Huelga decir por qué. Uno que, en primer lugar, defina unas reglas mínimas, si
es que anhelamos verdaderamente construir una democracia robusta, porque no es
democrático lo que se nos antoje, sino lo que ontológicamente es. Sin un genuino
Estado de derecho y una clase media fuerte, consciente de sus derechos y sus
deberes, no habrá nunca una democracia eficaz. Habrá un Estado personal del que
una élite, llámese como se llame, se beneficiará ilegítimamente.

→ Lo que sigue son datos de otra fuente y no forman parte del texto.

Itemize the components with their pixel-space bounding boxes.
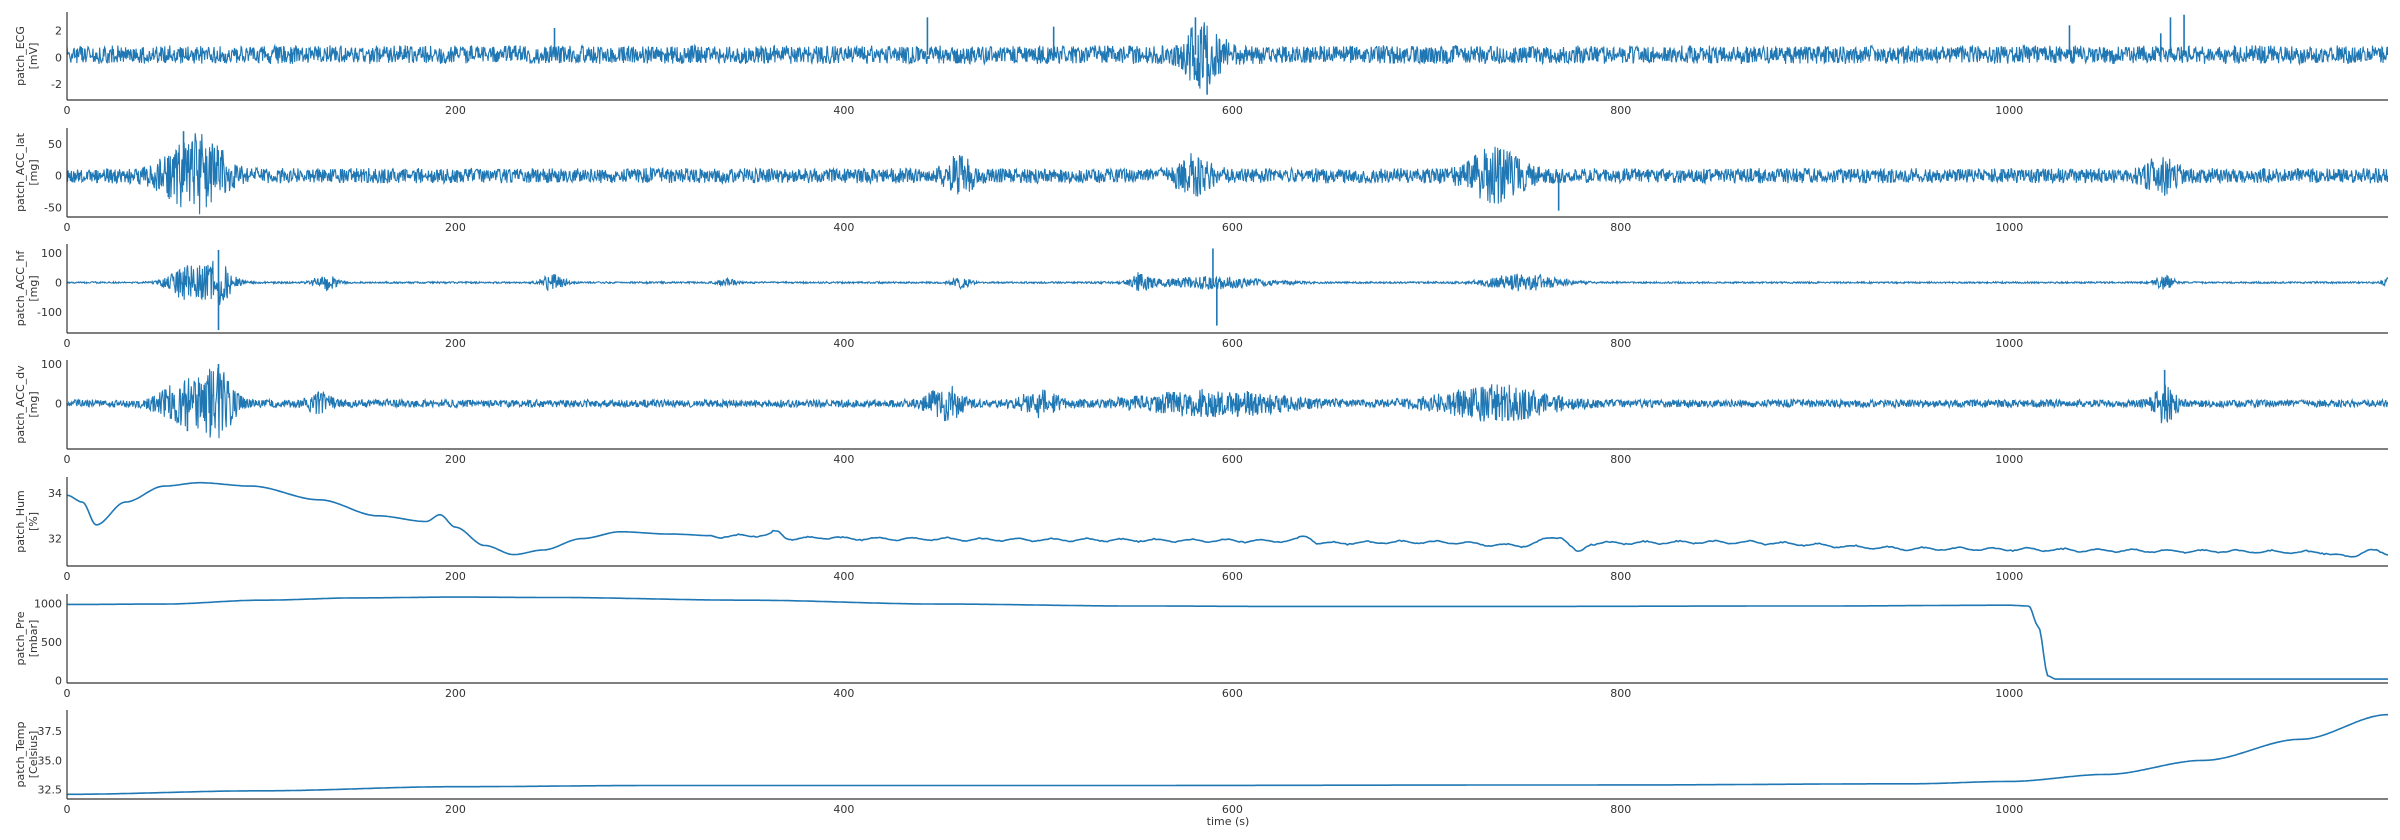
subplot-hum: 32 34 0 200 400 600 800 1000 patch_Hum[%] (14, 477, 2388, 583)
x-tick-label: 1000 (1995, 687, 2023, 700)
series-line-pre (67, 596, 2388, 680)
series-line-hum (67, 481, 2388, 558)
x-tick-label: 800 (1610, 570, 1631, 583)
x-tick-label: 800 (1610, 803, 1631, 816)
y-tick-label: 100 (41, 358, 62, 371)
x-tick-label: 0 (64, 803, 71, 816)
x-tick-label: 1000 (1995, 803, 2023, 816)
y-axis-label: patch_ECG[mV] (14, 26, 40, 86)
y-tick-label: -50 (44, 201, 62, 214)
x-tick-label: 600 (1222, 337, 1243, 350)
x-tick-label: 0 (64, 221, 71, 234)
x-tick-label: 400 (833, 570, 854, 583)
y-axis-label: patch_ACC_lat[mg] (14, 132, 40, 212)
y-tick-label: 50 (48, 138, 62, 151)
x-tick-label: 400 (833, 453, 854, 466)
x-tick-label: 200 (445, 570, 466, 583)
x-tick-label: 200 (445, 803, 466, 816)
series-line-temp (67, 713, 2388, 796)
x-tick-label: 200 (445, 104, 466, 117)
x-tick-label: 600 (1222, 687, 1243, 700)
x-tick-label: 400 (833, 104, 854, 117)
y-tick-label: 500 (41, 636, 62, 649)
y-axis-label: patch_Hum[%] (14, 490, 40, 553)
x-tick-label: 800 (1610, 337, 1631, 350)
y-tick-label: 0 (55, 277, 62, 290)
x-tick-label: 200 (445, 687, 466, 700)
x-tick-label: 800 (1610, 104, 1631, 117)
y-axis-label: patch_Pre[mbar] (14, 611, 40, 665)
x-tick-label: 400 (833, 337, 854, 350)
y-tick-label: 37.5 (38, 725, 63, 738)
y-axis-label: patch_Temp[Celsius] (14, 722, 40, 788)
x-tick-label: 600 (1222, 803, 1243, 816)
y-axis-label: patch_ACC_dv[mg] (14, 365, 40, 444)
y-tick-label: -100 (37, 306, 62, 319)
x-tick-label: 600 (1222, 453, 1243, 466)
y-tick-label: 0 (55, 51, 62, 64)
x-tick-label: 400 (833, 221, 854, 234)
y-tick-label: 32.5 (38, 784, 63, 797)
y-tick-label: 32 (48, 533, 62, 546)
x-tick-label: 400 (833, 803, 854, 816)
x-tick-label: 1000 (1995, 337, 2023, 350)
x-tick-label: 200 (445, 337, 466, 350)
subplot-temp: 32.5 35.0 37.5 0 200 400 600 800 1000 patch_Temp[… (14, 710, 2388, 816)
x-tick-label: 600 (1222, 570, 1243, 583)
x-tick-label: 400 (833, 687, 854, 700)
x-tick-label: 200 (445, 221, 466, 234)
x-tick-label: 1000 (1995, 453, 2023, 466)
y-tick-label: -2 (51, 78, 62, 91)
y-tick-label: 2 (55, 25, 62, 38)
x-tick-label: 200 (445, 453, 466, 466)
x-tick-label: 1000 (1995, 104, 2023, 117)
series-line-acc-dv (67, 367, 2388, 439)
x-tick-label: 600 (1222, 221, 1243, 234)
y-tick-label: 1000 (34, 597, 62, 610)
x-tick-label: 1000 (1995, 570, 2023, 583)
x-tick-label: 0 (64, 453, 71, 466)
y-tick-label: 0 (55, 170, 62, 183)
series-line-ecg (67, 22, 2388, 89)
x-tick-label: 800 (1610, 453, 1631, 466)
x-tick-label: 1000 (1995, 221, 2023, 234)
y-tick-label: 35.0 (38, 754, 63, 767)
y-tick-label: 0 (55, 675, 62, 688)
x-tick-label: 800 (1610, 687, 1631, 700)
x-tick-label: 0 (64, 687, 71, 700)
x-tick-label: 600 (1222, 104, 1243, 117)
x-tick-label: 0 (64, 570, 71, 583)
x-tick-label: 0 (64, 104, 71, 117)
series-line-acc-hf (67, 260, 2388, 306)
y-tick-label: 100 (41, 247, 62, 260)
y-axis-label: patch_ACC_hf[mg] (14, 250, 40, 327)
x-tick-label: 800 (1610, 221, 1631, 234)
y-tick-label: 0 (55, 398, 62, 411)
series-line-acc-lat (67, 133, 2388, 215)
y-tick-label: 34 (48, 487, 62, 500)
x-tick-label: 0 (64, 337, 71, 350)
x-axis-label: time (s) (1207, 815, 1250, 828)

En estos días, conversaba con una querida
amiga y ella me decía que la democracia y el socialismo no estaban
necesariamente reñidos, arguyendo que en Europa existen democracias con
consciencia social. Yo aseguraba que sí. Pero en oposición a su tesis, argüí que
las democracias europeas, que de paso no lo son en estricto sensu y, por ello,
se les conocen como monarquías constitucionales (salvando los países que en
efecto han adoptado el modelo republicano), eran democracias, en tanto existía a
plenitud un Estado de derecho (que somete aun al monarca), pero que,
conscientes de las carencias de muchos, recurrían a medidas sociales, sin
perder la esencia democrática. Debo recalcar, porque en gran parte en mi demostración
subyacen palabras de Francis Fukuyama, que si por esas medidas hablamos de
socialismo, hasta Estados Unidos es socialista. No nos engañemos pues, con
frases rebuscadas, el socialismo es lo que es, y, vista la historia reciente,
fracasó en el curso de unos 70 años, mientras que el modelo democrático ideado
por el constituyente estadounidense en 1787 aún sigue vigente en cuanto a sus
principios y postulados.
No hay duda de ello, y como lo
sugiere Maurice Duverger, lo que llamamos democracia pivota sobre un sistema de
valores subyacentes que la justifican y que se recogen en el artículo 1° de la
Declaración de los derechos del hombre y del ciudadano, proclamada por los
franceses en 1789: Todos los hombres nacen y permanecen libres e iguales en
derechos. Si en verdad deseamos construir un genuino orden democrático, esos
valores deben inspirar y permanecer vigentes en todas las relaciones sociales,
incluyendo, desde luego, el contrato social.
Una vez contestes en esto, podemos
pues negociar proyectos, fórmulas, pero respetando siempre la razón de ser de
todo gobierno, como lo es la concesión a sus ciudadanos de lo único que puede –
y debe - ocuparse, su calidad de vida. Los gobiernos no otorgan felicidad a sus
gobernados por la simple razón de que la felicidad es un tema que atañe a la
intimidad del individuo y por tanto, escapa de las competencias del Estado.
Descartadas las utopías, las partes pueden entonces centrar sus negociaciones
en la creación de mecanismos eficiente para generar y asegurar la mayor
prosperidad posible a los ciudadanos. No olvidemos, la democracia supone un
permanente diálogo y desde luego, recíprocas concesiones.
Ese pacto para la gobernabilidad
debe incluir, tal como lo hizo el de Puntofijo, un programa mínimo común que
asegure la transición de un modelo fallido a otro eficaz. Sabemos que ese
programa exigirá de la gente cuotas de sacrificio, sobre las cuales, urge dialogar,
pero ése ya es tema de otro análisis.